Millions of ordinary parents have discovered that their nice, caring son or smart, respectable daughter is homosexual. Millions have lived through adultery, separation and divorce. People still experience pain and disillusion through all the vagaries of sexual desire. But the sky has not fallen in. Even those who regard homosexuality, for instance, as a grave sin have noticed that fire and brimstone are not raining down on Greenwich Village. A minority of religious obsessives may think of all this as the end of the world, but most people have concluded that even if they don't like what other people do with each other's bodies, they can live with it.

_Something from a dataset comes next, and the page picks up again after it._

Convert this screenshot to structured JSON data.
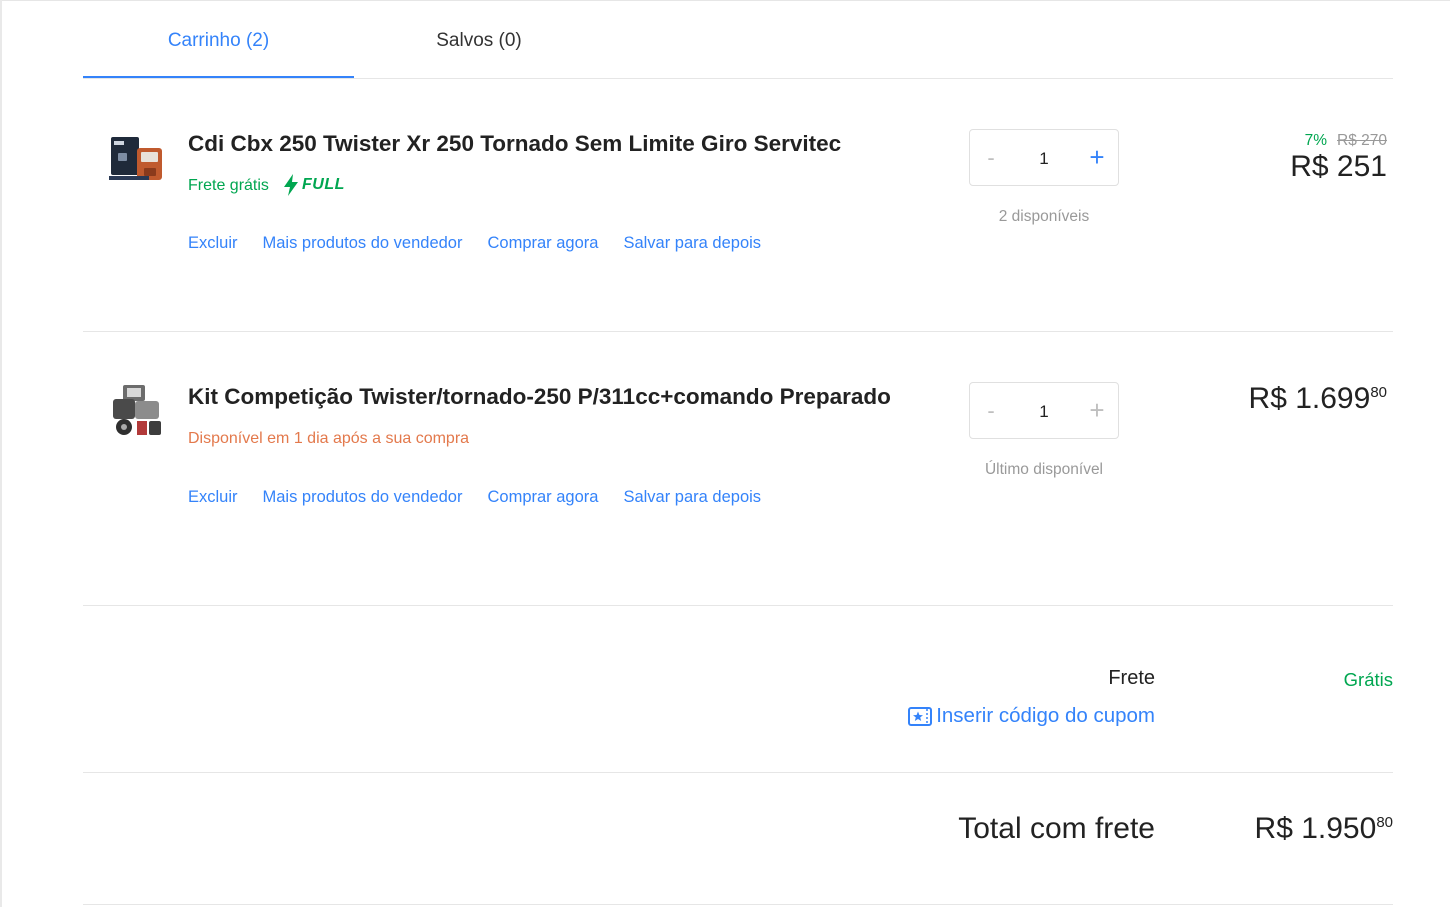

It's not that the citizens are now less moral, merely that they are less gullible and less hypocritical. They have revised their expectations of leadership downwards, from exemplary goodness to an acceptable levels of badness. They have concluded that morality is seldom plain and never simple and indecent things are often done by decent people.

Even for the Christian right in the US, the really outrageous thing about Clinton is not that he commits adultery; it is that, because he persists in getting caught and yet surviving, he has destroyed the pleasant fiction that respectable people would never tolerate a known sinner in the highest office. He has reminded us that these days a lot of sinners are respectable people.

Fintan O'Toole is a columnist with the Irish Times, drama critic of the New York Daily News, and author of 'A Traitor's Kiss: The Life of Richard Brinsley Sheridan', just published in paperback by Granta.